Presseinformationen 2003
Jusos Gotha entschieden gegen jede Art von Studiengebühren
08.11.2003
Mit Sorge haben wir das "Grundsatzpapier" aufgenommen, nachdem unter anderen Christoph Matschie und Carsten Schneider "Nachgelagerte Studiengebühren" befürworten. Dies ist ein falscher Schritt in Sachen Bildungspolitik, denn auch diese Form der "schön eingepackten Bezahlens" neigt zu sozial unausgewogenen Studiengebühren. Für Studenten sollte dies kein Zwang sein müssen und klare Linien gezogen werden. Wir sehen bei dem aktuellen Vorschlag vor allem die Gefahr Studenten generell zur Kasse zu bitten: Alle Gebühren, ob nachträglich oder nicht, würden die meisten Jugendlichen vor einem Studium abschrecken, sie würden das Studieren vom Geld abhängig machen und Bildung generell als Ware erklären. Ob Grundschule, weiterführende Schule oder Studium: Bildung muss zugänglich für alle bleiben und darf nicht erst nach dem Griff in die Geldbörse gewährleistet werden. Zumal durch diese Form der Gebühren noch dazu käme, das der Druck auf Studenten radikal erhöht wird: Der Zwang nach dem Studium die Schulden zu tilgen. So werden den ersten Schritten ins Berufsleben Ketten angelegt. Auch Leistungsträger dürfe eine solche Schuld nicht am Aufbau einer Existenz hindern. Dies wäre dann kein "Denkverbot", sondern das polemische Aufgeben grundsätzlicher Ideale.
Nur die Solidarität der wirklich höchsten Einkommensklassen unter den Ex-Studenten mit der Hochschule und deren Möglichkeiten ist akzeptabel: Jene sollten den Vorteil nutzen, den sie durch das Studium erhielten, um den Fortbestand der Hochschule zu garantieren und vor allem ihre Ausstattung zu fördern. Es sollte im Denken der vermögenden Menschen selbstverständlich werden, dass man die Schulen und Hochschulen fördert, besonders welche vom eigenen Kind besucht werden, statt ihren Reichtum für Luxus zu verschwenden oder Steuern zu senken zu Lasten der Bildung.
Das beste Modell zur Finanzierung der bundesdeutschen Bildung wäre eine solche Solidarität mit Hochschulen und Schulen für ALLE deutschen Bestverdienenden, Vermögenden und Großunternehmen.

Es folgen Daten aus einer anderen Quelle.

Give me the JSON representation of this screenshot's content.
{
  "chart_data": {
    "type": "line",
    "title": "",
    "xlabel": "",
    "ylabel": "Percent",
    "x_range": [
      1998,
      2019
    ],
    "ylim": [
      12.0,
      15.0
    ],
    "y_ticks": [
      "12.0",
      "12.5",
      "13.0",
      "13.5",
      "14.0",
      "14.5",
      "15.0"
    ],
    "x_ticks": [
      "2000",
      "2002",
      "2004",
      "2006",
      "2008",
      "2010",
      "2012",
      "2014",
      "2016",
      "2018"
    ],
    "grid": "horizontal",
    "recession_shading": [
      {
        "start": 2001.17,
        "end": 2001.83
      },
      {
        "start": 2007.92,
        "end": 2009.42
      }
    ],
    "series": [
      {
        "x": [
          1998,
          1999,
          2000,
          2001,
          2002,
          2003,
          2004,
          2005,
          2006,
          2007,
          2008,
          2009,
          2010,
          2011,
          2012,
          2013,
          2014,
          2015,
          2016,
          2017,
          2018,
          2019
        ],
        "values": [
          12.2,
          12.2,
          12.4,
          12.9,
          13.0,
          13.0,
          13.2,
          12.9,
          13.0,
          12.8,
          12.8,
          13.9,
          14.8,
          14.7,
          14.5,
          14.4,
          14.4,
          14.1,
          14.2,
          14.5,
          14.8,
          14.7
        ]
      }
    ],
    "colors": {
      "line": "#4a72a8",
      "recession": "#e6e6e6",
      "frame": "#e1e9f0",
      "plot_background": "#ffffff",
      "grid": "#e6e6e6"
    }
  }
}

Solange Hunde- und Katzenfutter und der Bierkasten für Brauereimitarbeiter subventioniert wird, solange die Reichsten in der Gesellschaft Steuerngeschenke bekommen oder Millionen von Kapital an der Börse steuerfrei herum geschoben werden, ist es eine starke Ungerechtigkeit für Bildung (und somit für Zukunftsgrundlagen) abzukassieren.
Als Verteidiger von sozialen Möglichkeiten für alle Jugendliche erwarten wir von Christoph Matschie, dass er Studiengebühren nicht zulässt. Besonders enttäuscht hat uns Carsten Schneider, der wohl als junger Bundestagsabgeordneter genug Geld bekommt und zu denen gehören wird die solche Gebühren entrichten könnten. Jedoch wäre dies für die meisten Jugendlichen eine Last und Behinderung.
Keinen Pfennig fürs Studieren, dafür werden wir weiterhin entschieden eintreten. Wir werden uns auf alle Fälle innerparteilich und bei nun folgenden öffentlichen Initiativen klar gegen den Vorschlag positionieren und für unsere Alternative werben. 2004 will Matschie Ministerpräsident werden- wenn er diese Meinung behält wird er schwer mit uns zu kämpfen haben!